However, in National Labor Relations Board v. Globe Automatic Sprinkler Co., 3 Cir., 199 F.2d 64, 70, the court, while apparently professing to adhere to the rule laid down in the foregoing case, held that where an employer who had bargained in undisputed good faith with a certified union for a period of eleven months and one week, and who only terminated the bargaining process upon the written request of its employees coincident with their unanimous action in filing a decertification petition which was not prompted or influenced by the employer, such employer was not bound to bargain with the certified union, or to resort to the Board for guidance. The court observed that the record disclosed that the dissatisfaction of the employees with the certified union was attributable to several facts--the union took the position that its business representative was authorized to enter into a collective bargaining agreement on behalf of its members without their ratification or their approval; the proposals and counter-proposals in the course of the almost year-long bargaining were never submitted to the employees; the latter were not kept advised of the course of negotiations and no formal meetings of the union were held. The court further stated that in its opinion it would be inconsistent with the principles of equity, if, under the circumstances stated, it should grant the Board's petition for enforcement, and that such action would be violative of the spirit and letter of the Act, which, in its declaration of policy, asserts that the purpose of the Act is to protect 'the exercise by workers of full freedom of association, self-organization, and designation of representatives of their own choosing, for the purpose of negotiating the terms and conditions of their employment or other mutual aid or protection.' The court went on to say that if it granted the Board's petition, it would have a situation where the employees would be bound to work under terms and conditions fixed for them by representatives not of their own choosing. Such a situation, it was remarked, would be intolerable to the employees, and certainly not conducive to the industrial repose sought by the Act. 'It would be', said the court, 'in express violation of their lawful right under the Act to bargain collectively through a representative of their own choosing and to enjoy 'full freedom of association, self-organization, and designation of representatives'.'
In National Labor Relations Board v. Century Oxford Mfg.
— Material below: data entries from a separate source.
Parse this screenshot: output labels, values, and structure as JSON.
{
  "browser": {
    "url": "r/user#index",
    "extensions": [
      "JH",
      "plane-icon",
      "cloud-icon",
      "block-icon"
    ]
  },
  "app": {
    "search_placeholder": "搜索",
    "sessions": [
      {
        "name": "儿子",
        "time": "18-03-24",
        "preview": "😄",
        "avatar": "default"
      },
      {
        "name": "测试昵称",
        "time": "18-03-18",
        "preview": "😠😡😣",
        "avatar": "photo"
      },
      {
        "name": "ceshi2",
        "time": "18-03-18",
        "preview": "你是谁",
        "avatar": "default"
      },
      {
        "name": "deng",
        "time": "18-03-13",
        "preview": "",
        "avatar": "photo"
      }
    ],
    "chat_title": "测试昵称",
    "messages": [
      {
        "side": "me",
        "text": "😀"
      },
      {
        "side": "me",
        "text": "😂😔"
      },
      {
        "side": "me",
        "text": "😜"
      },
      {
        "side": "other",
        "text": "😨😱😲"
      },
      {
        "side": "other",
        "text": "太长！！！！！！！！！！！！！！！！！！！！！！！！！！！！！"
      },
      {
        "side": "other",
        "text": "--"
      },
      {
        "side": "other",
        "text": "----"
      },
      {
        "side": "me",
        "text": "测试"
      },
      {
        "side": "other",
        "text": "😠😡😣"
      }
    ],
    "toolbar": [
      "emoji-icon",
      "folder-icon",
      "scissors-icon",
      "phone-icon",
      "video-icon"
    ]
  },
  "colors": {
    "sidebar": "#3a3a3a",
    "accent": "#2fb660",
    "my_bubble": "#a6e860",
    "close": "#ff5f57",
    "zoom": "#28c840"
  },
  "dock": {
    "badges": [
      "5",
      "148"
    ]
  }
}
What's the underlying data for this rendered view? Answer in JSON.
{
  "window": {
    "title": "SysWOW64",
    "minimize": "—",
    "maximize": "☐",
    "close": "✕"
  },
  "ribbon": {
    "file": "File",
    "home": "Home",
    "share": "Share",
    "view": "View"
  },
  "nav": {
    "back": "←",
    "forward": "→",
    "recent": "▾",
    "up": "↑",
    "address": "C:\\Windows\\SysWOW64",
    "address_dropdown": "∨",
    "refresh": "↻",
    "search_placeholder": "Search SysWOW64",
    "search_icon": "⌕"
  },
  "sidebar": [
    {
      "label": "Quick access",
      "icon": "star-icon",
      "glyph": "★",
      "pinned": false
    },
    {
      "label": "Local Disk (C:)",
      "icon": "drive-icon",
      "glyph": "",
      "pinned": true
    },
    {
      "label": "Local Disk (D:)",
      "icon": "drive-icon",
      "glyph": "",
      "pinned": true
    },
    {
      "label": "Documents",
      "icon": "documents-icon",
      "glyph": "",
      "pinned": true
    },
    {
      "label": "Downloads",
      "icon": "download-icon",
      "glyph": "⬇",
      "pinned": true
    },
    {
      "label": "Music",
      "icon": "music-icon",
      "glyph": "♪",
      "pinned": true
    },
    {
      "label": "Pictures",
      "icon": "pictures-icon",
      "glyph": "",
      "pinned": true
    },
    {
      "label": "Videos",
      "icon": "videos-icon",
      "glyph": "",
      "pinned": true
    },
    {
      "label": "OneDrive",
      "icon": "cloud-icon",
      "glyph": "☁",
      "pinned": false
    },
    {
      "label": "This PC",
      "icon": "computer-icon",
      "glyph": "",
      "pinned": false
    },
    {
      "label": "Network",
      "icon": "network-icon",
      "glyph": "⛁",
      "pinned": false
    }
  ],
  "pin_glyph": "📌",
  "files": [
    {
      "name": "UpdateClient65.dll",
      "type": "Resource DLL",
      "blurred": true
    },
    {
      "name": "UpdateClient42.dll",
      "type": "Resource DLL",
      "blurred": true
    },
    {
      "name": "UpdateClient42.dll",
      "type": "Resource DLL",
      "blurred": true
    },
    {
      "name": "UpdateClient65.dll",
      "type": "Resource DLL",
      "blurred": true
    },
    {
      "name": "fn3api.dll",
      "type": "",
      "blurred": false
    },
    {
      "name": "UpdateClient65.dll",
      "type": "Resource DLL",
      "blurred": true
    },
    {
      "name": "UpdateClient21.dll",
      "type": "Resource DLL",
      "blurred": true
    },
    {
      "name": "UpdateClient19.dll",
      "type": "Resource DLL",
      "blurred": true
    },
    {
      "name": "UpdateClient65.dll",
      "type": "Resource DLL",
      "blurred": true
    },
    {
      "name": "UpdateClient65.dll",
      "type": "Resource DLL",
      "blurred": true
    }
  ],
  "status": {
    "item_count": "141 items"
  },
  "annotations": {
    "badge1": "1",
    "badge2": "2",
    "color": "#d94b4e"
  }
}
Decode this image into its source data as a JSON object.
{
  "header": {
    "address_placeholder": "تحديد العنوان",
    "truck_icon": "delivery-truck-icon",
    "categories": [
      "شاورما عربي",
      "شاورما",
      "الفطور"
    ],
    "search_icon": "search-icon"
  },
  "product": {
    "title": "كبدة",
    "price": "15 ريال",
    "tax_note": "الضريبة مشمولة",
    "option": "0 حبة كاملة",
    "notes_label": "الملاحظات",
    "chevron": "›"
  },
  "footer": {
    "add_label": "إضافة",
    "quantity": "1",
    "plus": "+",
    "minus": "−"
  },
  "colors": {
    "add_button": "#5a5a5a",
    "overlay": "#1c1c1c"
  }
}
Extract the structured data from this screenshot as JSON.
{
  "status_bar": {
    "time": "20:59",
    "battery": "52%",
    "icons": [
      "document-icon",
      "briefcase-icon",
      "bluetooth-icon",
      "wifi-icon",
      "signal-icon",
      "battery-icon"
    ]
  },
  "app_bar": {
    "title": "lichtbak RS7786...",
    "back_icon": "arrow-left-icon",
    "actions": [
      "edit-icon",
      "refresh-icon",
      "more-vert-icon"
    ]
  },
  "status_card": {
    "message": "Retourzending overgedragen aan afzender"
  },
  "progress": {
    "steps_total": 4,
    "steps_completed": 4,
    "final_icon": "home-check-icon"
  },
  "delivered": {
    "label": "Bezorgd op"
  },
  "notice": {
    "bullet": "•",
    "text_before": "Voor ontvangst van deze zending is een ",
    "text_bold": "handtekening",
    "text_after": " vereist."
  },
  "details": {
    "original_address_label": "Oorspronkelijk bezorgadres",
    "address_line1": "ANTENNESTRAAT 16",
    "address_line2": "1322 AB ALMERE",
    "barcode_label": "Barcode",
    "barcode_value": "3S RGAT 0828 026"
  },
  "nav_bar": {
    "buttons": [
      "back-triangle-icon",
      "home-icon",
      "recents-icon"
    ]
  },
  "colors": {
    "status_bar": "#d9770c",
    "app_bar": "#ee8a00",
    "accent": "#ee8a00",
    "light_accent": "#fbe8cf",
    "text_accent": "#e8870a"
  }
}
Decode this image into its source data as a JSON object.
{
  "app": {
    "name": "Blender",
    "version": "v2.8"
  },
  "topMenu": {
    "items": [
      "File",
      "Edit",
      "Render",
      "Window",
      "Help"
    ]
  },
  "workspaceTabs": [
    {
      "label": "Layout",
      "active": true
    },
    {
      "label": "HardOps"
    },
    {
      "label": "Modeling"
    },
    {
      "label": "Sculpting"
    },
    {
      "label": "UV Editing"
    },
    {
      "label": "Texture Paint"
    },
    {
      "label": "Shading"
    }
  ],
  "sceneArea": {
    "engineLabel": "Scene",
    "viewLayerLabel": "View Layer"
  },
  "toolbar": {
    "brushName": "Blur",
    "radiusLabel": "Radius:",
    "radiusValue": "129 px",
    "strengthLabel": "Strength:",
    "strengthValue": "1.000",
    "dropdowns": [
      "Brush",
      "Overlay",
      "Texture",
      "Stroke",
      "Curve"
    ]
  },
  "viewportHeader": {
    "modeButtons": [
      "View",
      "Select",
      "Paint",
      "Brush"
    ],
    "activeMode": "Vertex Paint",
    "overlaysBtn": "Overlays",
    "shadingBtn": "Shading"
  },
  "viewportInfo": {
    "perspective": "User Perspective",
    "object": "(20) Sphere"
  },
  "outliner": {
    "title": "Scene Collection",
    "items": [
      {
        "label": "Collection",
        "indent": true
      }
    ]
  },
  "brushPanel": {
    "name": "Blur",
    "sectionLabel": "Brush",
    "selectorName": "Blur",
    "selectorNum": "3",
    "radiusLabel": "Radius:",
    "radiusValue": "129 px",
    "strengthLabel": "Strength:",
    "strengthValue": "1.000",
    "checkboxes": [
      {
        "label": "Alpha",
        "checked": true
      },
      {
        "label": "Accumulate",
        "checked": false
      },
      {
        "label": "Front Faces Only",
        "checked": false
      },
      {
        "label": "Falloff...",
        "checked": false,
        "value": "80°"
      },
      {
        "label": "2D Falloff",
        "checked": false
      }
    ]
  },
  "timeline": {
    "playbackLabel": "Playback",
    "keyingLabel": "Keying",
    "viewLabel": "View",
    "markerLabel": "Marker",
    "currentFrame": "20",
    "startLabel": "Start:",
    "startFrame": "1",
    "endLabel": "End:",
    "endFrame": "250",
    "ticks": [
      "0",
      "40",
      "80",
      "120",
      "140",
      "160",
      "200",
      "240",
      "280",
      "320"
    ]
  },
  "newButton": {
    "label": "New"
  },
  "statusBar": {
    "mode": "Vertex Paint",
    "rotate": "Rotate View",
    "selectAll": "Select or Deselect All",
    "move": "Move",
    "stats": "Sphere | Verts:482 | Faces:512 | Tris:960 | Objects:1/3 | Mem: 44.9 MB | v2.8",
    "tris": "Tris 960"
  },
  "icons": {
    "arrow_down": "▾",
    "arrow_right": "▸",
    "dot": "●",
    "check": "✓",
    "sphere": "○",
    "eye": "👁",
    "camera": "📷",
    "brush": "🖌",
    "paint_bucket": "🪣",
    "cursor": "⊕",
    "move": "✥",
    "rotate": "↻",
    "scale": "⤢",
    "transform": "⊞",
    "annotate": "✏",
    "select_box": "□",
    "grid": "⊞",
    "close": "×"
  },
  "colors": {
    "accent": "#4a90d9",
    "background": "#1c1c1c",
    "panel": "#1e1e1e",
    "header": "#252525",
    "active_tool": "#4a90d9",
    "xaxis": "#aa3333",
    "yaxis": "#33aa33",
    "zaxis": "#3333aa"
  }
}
Corp., 2 Cir., 140 F.2d 541, 542, it was held that the employees' power to recall an elected bargaining representative was a matter primarily for the National Labor Relations Board, and that, in electing a union as such representative, the employees committed themselves to it as their representative for a longer period than six weeks, unless the Board, in its discretion, sees fit to intervene because of extraordinary circumstances. The court said: 'Inherent in any successful administration of such a system is some measure of permanence in the results: freedom to choose a representative does not imply freedom to turn him out of office with the next breath. As in the case of choosing a political representative, the justification for the franchise is some degree of sobriety and responsibility in its exercise. Unless the Board has power to hold the employees to their choice for a season, it must keep ordering new elections at the whim of any volatile caprice; for an election, conducted under proper safeguards, provides the most reliable means of ascertaining the deliberate will of the employees. How long the employees' undoubted power to recall an elected representative may be suspended, is a matter primarily, perhaps finally, for the Board; but a period of six weeks is on any theory not the limit. When they elected the union, the employees committed themselves to it as their representative for a longer period, unless the Board in its discretion saw fit to intervene because an extraordinary situation presented itself which demanded extraordinary measures.'
To the same effect, in National Labor Relations Board v. Geraldine Novelty Co., 2 Cir., 173 F.2d 14, it was held that the administrative doctrine of the National Labor Relations Board that, once a bargaining representative had been certified or recognized by a contract, there must be some measure of permanence to the relationship, and that such period of stability usually extends for about a year in the case of a certified union without a contract, or until the end of the contract term, if a union contract exists, is reasonable.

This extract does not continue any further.